The dispute concerns the long-term location of the museum. PKP SA want the entire former Warszawa Glowna station site cleared for development and have suggested a number of alternate locations both within and outwith Warsaw’s city limits. The museum’s management team want to remain on the existing site.

In order to convince PKP SA’s estate department that the development of the land and the development of the museum could go hand in hand on the existing site the Museum authorities have commissioned a design team to prepare some visualisations of what such a hybrid development could look like. But the railway company’s estate team are far from convinced and a spokesman pointed out that the PKP SA is sticking to its demand that the museum vacates the Warsawa Glowna site by 2013.

It seems that PKP SA’s estates chief Pawel Olczyk and Railway Museum director, Ferdynand Ruszczyc, are playing a game of musical chairs with both bosses counting on the fact that nether will be in post when the 2013 deadline expires. A deal to secure the long-term future of Poland’s de facto national railway museum will require courage and out-of-the-box thinking from all concerned. Until that happens the future of the museum and its priceless collection will remain in jeopardy.


Will Railway Museum close in September?

Saturday, 22 August 2009

salonka bieruta

One of the exhibits of the Railway Museum in Warsaw, the private coach of Boleslaw Bierut, president of Poland 1947-52 (following rigged elections), first secretary of the Communist Party 1948-56, who maintained a Stalinist reign of terror until his death in Moscow in 1956. The coach was built just before WW II for the French government, but never delivered.
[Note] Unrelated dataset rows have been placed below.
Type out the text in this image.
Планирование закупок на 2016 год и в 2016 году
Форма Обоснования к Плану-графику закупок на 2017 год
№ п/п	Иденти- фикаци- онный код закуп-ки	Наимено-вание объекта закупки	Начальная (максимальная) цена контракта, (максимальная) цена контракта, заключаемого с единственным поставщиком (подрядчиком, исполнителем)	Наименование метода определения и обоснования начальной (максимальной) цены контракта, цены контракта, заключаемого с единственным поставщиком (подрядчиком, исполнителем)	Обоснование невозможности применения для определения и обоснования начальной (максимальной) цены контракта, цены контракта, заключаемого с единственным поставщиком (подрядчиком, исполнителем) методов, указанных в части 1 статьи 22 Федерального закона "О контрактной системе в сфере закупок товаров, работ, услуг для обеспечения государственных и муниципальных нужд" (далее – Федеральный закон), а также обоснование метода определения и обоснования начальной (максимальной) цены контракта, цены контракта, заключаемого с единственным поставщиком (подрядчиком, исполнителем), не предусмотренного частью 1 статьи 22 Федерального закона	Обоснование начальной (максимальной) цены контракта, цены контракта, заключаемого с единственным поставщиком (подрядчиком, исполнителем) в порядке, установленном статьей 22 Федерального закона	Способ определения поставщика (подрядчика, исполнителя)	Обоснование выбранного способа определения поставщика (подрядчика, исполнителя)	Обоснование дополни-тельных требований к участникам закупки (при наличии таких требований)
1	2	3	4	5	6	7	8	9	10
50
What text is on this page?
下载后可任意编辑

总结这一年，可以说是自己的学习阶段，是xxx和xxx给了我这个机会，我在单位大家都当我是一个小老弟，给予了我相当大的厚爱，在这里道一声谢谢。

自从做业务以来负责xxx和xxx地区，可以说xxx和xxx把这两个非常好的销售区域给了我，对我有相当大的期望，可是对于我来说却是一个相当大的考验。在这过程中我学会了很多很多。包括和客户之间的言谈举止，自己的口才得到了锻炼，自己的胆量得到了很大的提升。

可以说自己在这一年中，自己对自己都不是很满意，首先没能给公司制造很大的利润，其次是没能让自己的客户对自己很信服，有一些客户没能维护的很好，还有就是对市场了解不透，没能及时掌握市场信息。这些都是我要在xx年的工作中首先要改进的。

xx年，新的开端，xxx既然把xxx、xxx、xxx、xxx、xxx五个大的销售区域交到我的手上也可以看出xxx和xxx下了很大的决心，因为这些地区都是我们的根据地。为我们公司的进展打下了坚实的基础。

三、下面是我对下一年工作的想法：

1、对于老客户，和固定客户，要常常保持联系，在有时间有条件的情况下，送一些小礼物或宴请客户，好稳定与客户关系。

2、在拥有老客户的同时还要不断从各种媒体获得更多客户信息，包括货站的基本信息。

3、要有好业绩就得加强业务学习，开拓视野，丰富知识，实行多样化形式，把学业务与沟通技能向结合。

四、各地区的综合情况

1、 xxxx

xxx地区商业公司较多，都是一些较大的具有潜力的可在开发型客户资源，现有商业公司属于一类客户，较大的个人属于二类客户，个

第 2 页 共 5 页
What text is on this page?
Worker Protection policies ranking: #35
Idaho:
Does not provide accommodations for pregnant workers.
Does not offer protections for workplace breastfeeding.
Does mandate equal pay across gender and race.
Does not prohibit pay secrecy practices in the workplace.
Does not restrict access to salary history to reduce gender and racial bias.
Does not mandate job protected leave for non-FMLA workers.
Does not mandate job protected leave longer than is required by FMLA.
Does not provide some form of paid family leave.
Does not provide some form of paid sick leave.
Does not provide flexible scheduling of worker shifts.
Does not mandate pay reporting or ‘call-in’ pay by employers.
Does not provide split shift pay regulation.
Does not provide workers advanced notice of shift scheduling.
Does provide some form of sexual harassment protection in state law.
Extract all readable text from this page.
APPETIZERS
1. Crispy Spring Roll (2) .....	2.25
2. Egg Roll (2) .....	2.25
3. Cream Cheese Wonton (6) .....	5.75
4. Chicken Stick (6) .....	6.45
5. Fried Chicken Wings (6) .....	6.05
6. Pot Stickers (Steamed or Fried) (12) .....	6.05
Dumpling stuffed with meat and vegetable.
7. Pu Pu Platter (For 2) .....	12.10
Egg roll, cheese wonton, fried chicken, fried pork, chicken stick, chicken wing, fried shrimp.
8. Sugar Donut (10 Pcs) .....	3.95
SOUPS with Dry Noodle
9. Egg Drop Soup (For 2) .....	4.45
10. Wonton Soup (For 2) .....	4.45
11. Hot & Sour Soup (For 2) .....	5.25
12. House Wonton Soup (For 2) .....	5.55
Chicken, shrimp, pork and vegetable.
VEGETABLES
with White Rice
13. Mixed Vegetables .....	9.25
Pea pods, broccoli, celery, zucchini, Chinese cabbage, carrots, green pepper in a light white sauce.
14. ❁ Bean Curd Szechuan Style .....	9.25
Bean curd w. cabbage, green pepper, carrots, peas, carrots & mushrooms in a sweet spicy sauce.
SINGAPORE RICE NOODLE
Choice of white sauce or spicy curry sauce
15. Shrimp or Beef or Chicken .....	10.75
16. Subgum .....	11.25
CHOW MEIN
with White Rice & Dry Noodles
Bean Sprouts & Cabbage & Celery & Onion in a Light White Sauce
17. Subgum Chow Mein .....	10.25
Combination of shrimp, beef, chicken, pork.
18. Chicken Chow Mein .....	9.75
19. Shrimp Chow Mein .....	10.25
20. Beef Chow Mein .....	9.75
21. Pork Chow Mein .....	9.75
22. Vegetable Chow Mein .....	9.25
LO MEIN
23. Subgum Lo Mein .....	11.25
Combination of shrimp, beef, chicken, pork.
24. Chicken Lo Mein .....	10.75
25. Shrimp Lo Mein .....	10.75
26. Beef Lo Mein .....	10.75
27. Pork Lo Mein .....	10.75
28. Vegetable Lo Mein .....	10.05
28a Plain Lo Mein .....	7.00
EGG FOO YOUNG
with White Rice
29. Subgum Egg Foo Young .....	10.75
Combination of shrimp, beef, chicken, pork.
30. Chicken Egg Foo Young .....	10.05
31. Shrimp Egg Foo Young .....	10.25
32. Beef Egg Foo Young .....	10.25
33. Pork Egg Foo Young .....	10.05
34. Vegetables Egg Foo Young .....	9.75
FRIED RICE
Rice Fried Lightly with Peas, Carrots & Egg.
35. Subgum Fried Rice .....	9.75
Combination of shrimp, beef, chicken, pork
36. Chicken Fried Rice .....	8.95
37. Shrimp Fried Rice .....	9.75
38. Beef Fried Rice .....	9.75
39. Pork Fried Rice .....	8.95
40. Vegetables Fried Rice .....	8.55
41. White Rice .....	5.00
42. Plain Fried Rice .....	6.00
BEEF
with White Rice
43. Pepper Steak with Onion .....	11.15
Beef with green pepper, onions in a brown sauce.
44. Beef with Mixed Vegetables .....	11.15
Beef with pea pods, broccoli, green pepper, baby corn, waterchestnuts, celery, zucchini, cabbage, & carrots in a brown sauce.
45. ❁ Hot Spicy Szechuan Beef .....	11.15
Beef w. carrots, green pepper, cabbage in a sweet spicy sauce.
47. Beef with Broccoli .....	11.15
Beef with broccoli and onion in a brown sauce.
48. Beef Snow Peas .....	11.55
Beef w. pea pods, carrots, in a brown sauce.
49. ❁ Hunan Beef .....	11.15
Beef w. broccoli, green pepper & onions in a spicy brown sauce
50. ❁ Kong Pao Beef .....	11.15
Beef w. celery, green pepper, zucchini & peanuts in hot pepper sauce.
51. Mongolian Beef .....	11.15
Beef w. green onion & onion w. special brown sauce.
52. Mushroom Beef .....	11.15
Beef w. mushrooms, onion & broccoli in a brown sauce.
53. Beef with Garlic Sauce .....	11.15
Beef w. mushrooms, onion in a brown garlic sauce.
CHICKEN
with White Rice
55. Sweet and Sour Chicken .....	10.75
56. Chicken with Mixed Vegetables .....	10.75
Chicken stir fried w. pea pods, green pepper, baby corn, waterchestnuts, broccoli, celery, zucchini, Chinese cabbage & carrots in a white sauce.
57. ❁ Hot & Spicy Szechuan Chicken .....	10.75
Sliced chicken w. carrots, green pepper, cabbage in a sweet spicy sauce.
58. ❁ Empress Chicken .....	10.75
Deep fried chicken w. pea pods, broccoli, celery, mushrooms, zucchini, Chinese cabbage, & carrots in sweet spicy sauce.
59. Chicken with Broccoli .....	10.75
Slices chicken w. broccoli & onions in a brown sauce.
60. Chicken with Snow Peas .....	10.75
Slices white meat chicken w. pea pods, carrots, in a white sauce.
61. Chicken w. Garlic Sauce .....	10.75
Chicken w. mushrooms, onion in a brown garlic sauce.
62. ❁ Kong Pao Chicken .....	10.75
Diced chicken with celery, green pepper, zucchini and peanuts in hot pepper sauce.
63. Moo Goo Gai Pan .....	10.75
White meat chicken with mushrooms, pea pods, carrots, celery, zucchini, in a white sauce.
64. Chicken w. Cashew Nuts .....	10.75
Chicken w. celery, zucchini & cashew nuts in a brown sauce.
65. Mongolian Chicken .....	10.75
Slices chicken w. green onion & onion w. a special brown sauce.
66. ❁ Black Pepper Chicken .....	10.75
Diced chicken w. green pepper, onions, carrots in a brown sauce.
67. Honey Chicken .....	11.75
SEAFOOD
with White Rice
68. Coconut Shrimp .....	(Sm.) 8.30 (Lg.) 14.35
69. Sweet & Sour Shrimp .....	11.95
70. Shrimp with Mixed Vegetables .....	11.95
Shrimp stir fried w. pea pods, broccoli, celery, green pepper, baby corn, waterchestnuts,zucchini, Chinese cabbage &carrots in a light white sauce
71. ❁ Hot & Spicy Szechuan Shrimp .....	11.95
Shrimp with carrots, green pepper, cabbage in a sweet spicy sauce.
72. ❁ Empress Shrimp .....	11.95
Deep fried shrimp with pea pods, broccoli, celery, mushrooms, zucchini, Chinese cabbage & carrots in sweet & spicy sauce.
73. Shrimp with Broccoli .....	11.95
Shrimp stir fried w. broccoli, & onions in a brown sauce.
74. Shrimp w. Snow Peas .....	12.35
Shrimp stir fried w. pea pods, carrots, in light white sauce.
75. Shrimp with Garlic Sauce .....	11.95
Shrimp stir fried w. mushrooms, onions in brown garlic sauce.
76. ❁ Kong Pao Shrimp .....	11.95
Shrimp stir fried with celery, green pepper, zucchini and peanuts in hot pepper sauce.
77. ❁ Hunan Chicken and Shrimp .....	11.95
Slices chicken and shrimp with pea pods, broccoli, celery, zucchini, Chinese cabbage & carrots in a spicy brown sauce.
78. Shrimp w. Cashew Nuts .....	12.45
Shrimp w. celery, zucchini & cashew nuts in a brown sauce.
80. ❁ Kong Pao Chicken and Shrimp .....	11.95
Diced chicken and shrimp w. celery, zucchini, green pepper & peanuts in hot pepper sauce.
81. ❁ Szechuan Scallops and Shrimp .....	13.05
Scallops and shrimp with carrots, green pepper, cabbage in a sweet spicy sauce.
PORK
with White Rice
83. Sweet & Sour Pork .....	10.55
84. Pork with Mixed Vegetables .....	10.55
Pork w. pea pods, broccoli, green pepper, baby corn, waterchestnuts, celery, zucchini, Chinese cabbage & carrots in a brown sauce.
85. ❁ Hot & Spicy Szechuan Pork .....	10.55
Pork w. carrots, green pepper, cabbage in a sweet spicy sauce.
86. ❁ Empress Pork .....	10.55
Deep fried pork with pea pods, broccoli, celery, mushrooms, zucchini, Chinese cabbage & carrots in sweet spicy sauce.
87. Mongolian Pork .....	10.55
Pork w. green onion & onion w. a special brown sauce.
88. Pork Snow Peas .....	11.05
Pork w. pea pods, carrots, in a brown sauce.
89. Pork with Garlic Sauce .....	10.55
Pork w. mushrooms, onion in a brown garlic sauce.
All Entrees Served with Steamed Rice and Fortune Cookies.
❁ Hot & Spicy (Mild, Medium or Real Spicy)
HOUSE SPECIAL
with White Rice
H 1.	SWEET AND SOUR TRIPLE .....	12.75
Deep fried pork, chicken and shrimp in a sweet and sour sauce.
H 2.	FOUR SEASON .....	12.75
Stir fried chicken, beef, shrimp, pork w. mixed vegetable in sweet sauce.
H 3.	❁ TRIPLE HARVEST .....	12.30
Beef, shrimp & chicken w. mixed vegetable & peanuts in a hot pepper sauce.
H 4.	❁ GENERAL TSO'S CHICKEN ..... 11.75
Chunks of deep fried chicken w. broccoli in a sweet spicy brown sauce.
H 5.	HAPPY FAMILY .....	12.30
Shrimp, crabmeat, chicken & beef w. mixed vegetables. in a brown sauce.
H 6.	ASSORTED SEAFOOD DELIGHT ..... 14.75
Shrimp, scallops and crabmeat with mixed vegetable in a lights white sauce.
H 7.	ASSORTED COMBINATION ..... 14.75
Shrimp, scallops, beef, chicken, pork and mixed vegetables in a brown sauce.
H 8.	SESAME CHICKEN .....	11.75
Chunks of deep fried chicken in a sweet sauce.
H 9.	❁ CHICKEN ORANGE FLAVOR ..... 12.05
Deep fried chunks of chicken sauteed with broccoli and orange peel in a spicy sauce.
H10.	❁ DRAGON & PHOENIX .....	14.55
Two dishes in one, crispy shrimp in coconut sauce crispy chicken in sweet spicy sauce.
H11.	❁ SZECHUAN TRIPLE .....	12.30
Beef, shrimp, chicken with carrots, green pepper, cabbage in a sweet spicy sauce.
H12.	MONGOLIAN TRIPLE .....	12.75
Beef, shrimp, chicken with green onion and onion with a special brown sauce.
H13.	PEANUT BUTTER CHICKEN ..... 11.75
Photo © Jerzy Dabrowski, Oko na Swiat, photo agency.

A meeting took place on Friday 21 August between Ferdynand Ruszczyc, the Director of the  Railway Museum in Warsaw and representatives of PKP SA, Poland’s State Railway company.

Up to now PKP negotiators, who are trying to force the Museum to move out of  Warsawa Glowna station had been taking a hard line negotiating stance. They had demanded that the Museum quits its premises by the end of August, and had threatened to cut off the museum’s hot water supply and to demolish some of the museum’s buildings. Stung by the resulting hostile press coverage, PKP’s negotiators are now adopting a more conciliatory approach.

They suggested that the Museum and PKP sign a commercial lease which would enable the Museum to stay on its existing site until the Museum’s new location was ready. The agreement would run from 1 September for a maximum term of 2 years. PKP are claiming that the Museum’s occupancy of the station site has costed them 4 million zloty (£850,000) to date and is costing them 26,000 zloty (£5,500) each month.

PKP wants the Museum to relocate to a plot in the Praga district of Warsaw, not far from Warszawa Wilenska station. The plan would be for PKP to hand the land over to the City Council in settlement of unpaid local taxes. City authorities are reported to be resisting the proposal. Ferdynand Ruszczyc estimates that relocating the collection and building a new museum could cost between 50  and 70 million zloty (£10.6 – £14,8 million). Neither he, nor the provincial government, has such funds at their disposal.

PKP has terminated the Museum’s licence to occupy Warsawa Glowna station effective 31st August. What will happen to the Museum after that? At the moment the battle is being fought in the pages of the Warsaw press and in smoke-filled rooms in government offices. Watch this space!